Yes, but: Democratic senators argued that damage is already being done. Top Democratic appropriators wrote a letter Monday criticizing the "reckless termination" of 2,370 NIH grants representing $4.9 billion in federal funding to research institutions this year.
- Appropriations' top Democrat, Patty Murray, also pointed to a letter that NIH employees released Monday raising alarm about canceled grants and other upheaval at the agency.
- "I really hope you heed their warning, and it should go without saying, but I expect none of them to face retaliation for raising those concerns," Murray said.
What they're saying: Bhattacharya said there's an appeals process for terminated grants, after Sen. Brian Schatz said some grants were terminated without any careful review simply because they used certain keywords in their proposals.
- "It won't take 18 months; it will take weeks to get through those appeals," Bhattacharya said. "We've reversed many of them. I didn't take this job to terminate grants."
- Pressed by Sen. Jeff Merkley about delayed advisory council meetings that, in turn, can delay making grants, Bhattacharya sought to provide assurances that they're resuming, saying "I've been working to turn on all of the light switches I can find."

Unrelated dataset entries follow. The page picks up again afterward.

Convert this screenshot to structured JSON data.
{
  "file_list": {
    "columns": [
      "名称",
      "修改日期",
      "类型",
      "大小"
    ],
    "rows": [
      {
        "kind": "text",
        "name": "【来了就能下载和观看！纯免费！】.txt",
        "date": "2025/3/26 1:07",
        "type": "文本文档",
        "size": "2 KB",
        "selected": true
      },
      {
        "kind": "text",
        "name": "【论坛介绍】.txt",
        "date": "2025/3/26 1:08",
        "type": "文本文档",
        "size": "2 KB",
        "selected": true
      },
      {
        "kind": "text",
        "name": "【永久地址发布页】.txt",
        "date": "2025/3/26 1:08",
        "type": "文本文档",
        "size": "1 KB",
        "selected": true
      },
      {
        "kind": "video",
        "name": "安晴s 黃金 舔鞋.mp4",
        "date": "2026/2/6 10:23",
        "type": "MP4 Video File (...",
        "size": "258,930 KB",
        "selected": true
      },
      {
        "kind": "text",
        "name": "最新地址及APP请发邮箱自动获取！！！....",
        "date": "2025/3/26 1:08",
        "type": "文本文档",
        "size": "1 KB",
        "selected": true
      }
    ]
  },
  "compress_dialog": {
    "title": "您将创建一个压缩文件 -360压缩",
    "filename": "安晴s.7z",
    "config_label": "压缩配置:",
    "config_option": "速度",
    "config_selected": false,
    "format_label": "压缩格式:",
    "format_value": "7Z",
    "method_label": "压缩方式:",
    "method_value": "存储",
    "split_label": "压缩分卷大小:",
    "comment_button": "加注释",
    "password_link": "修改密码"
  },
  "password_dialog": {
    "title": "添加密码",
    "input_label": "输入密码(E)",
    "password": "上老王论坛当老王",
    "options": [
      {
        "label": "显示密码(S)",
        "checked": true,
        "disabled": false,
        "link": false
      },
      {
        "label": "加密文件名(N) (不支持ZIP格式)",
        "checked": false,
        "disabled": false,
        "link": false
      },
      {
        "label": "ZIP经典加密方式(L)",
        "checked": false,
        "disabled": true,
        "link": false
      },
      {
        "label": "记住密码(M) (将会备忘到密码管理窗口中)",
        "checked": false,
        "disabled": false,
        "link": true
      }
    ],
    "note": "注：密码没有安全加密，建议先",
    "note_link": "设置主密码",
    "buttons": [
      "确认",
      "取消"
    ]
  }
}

The bottom line: A controversial policy NIH imposed this spring to cap universities' "indirect" research costs at 15% also drew criticism from Collins, who said she was "alarmed" that the administration's FY26 budget proposes continuing the cap.
- Bhattacharya said the matter was the subject of litigation and that he couldn't comment.
- "When's the last time Congress took a president's budget and enacted it?" said Sen. John Kennedy, seeking to tone down the concern. "It's never happened in the history of ever, has it?"